Is neurology justified for ignoring central pain for so long? You decide.
Significantly, fifty percent of those responding to the survey, indicate that their present doctor believes what they are told by the CP patient and does not discount the pain. That leaves fifty percent, who are still not communicating with their doctor. We know CP is tough. There is such a spectrum and few clues as to whether the patient is in agony, or just likes to gripe, or neither.
In the end, it is a matter of just relying on the patient’s word, until the day when fRMI or something like it can grade pain severity. There is no doubt some high scores will go to CP patients, and everyone will be on much firmer ground. We have known those who spoke in moderate language, only to take their own lives, and those who speak bitterly of deep pain, which is nevertheless relieved by Ibuprofen. No wonder the clinician feels he/she is on quicksand.
The danger of ingratitude makes it hard to write this article, since we have been the beneficiaries of some of the most compassionate, intelligent, and wonderful care by neurosurgeons, neurologists, and anesthesiologists, whom we would not consent to be criticized in any way. Nevertheless, at a CP site, it would be wrong to ignore those who do not have access to the better pain clinics.
We praise the fifty percent of doctors who have taken the trouble to know about Central Pain and address these remarks to the fifty percent who are still having problems. Since these doctors are generally neurologists, we conclude that this is the specialty that most often becomes the interface between patient and medical care. Neurosurgeons and anesthesiologists also see pain patients, and there have been some very fine compliments to them as well.
We posit that neurology is not very good at detecting partial sensory loss and hyperpathia. “Not very good” as in leeches are not very good at relieving peptic ulcers. If the loss is total, you’ve got it. But the real measure is what you do with thirty percent sensory loss, or thirty percent ultimate pain. If all you can say with the tuning fork is “Do you feel that”, then you aren’t going to get very far with partial sensory loss. If your only interest when sticking us with a safety pin is, “Does that feel sharp”, then you don’t know how to test for dysesthesia/allodynia. Sorry. You just don’t.
Let us say at the outset, that neurology is a very difficult specialty. Those in this profession have words to fit diseases, but the diseases often refuse to fit the words. In no other profession, do doctors have such a hard time agreeing on the definition of terms. In few other injuries is the medical history more essential than in CP. Dejerine concluded the exam was not very helpful, but the unique medical history was the key. The medical history is NOT difficult, however, as Dejerine said. Bizarre burning pain, centripetally located, after injury to the CNS, makes the diagnosis.

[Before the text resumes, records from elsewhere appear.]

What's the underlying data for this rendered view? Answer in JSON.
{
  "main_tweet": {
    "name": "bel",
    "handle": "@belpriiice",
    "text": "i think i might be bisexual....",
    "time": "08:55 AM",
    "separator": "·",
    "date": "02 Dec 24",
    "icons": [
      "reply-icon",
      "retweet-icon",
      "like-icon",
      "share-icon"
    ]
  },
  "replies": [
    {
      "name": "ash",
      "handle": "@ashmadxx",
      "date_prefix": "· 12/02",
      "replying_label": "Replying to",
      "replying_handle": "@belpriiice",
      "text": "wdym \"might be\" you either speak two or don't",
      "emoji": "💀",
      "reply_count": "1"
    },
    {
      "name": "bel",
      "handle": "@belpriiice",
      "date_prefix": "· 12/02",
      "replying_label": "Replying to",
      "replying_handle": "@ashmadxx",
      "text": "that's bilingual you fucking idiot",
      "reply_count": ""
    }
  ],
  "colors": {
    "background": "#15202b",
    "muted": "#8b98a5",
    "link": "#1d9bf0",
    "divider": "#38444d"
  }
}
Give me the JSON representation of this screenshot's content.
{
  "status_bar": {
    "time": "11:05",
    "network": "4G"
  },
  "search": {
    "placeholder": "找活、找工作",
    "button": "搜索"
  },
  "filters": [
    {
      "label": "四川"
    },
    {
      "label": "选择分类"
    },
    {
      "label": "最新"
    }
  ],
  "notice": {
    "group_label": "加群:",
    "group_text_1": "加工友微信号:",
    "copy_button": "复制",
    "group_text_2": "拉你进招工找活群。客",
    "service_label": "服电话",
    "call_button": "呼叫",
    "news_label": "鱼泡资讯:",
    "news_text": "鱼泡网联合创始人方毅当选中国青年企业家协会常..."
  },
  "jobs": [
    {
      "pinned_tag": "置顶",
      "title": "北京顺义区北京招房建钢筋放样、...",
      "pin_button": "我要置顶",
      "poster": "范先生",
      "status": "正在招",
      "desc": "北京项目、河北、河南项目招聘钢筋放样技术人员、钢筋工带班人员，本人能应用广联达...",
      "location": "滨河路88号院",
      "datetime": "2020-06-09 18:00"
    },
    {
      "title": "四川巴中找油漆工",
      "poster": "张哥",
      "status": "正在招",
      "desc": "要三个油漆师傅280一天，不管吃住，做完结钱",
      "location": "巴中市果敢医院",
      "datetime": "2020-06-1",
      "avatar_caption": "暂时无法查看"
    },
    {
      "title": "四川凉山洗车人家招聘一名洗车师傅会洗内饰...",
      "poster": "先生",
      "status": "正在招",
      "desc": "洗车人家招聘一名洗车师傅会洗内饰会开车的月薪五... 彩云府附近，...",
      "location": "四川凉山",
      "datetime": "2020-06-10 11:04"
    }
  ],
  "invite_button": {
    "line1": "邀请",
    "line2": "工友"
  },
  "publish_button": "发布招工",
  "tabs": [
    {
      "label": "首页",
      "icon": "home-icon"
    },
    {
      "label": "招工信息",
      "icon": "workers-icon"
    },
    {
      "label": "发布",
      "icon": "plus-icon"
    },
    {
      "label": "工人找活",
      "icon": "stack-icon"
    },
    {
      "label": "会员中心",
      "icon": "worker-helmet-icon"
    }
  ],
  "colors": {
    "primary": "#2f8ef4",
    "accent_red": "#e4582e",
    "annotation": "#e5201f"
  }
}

Unfortunately, Dejerine’s criteria (AND Bowsher’s criteria) are just too easy. No, no no, this is just too odd Pain from light touch but not deep pressure. Preposterous! Taking off his white coat and putting on his vestments, the doctor transforms into an agent of the Spanish Inquistion, an honorary member of the Reverse Torquemada Society. “Under no circumstances wiil you claim to be in pain. You are an orthodox patient!”
Because pain, even intense pain, is usually minor and transient, we do not believe cases where it is extreme and permanent. The problem is especially acute when the patient is the type to sit stoically, rather than burst into tears.
Given the difficulty of getting to the office, if the CNS injured patient is there for pain, there is probably something going on. The SCI patient has other things to worry about beside pain, things that have credibility because they can be seen. Is it not foolishness to talk about malingering in a quadriplegic? Is it not inevitable that terrible wrong will be done to the pain patient if medical McCarthyism is the order of things. If the patient will not admit to a pain benefit from morphine, do we “have a fit and fall in it” and begin to cry “fake”, or tear our clothes and hold our ears as if blasphemy has occurred?
The doctor must be very careful before he starts the admonishment. Some “fundamental” assumption may simply have been disturbed by the CP history. It is the assumption that nerve injury pain must be like noxious pain. It is not unheard of to find a casual clinician, seemingly indifferent about seeing patients in wrinkled scrubs, who turns into a prissy Miss Manners when it comes to what he will accept from a CP patient about pain. We won’t mention the blood that IS on your gown if you won’t mention the tears that are NOT on our face.
The problem is that the doctor has to believe the patient. Since the clinician does not know Dejerine’s sufficient tests, to ask if the pain is “centripetal” (worse distally) and whether the zone of pain and non-pain is indistinct, and to test with von Frey hairs for sensory loss, the physician begins to act like a medieval cleric in an insane asylum, attributing everything to “evil” (in this case, lying).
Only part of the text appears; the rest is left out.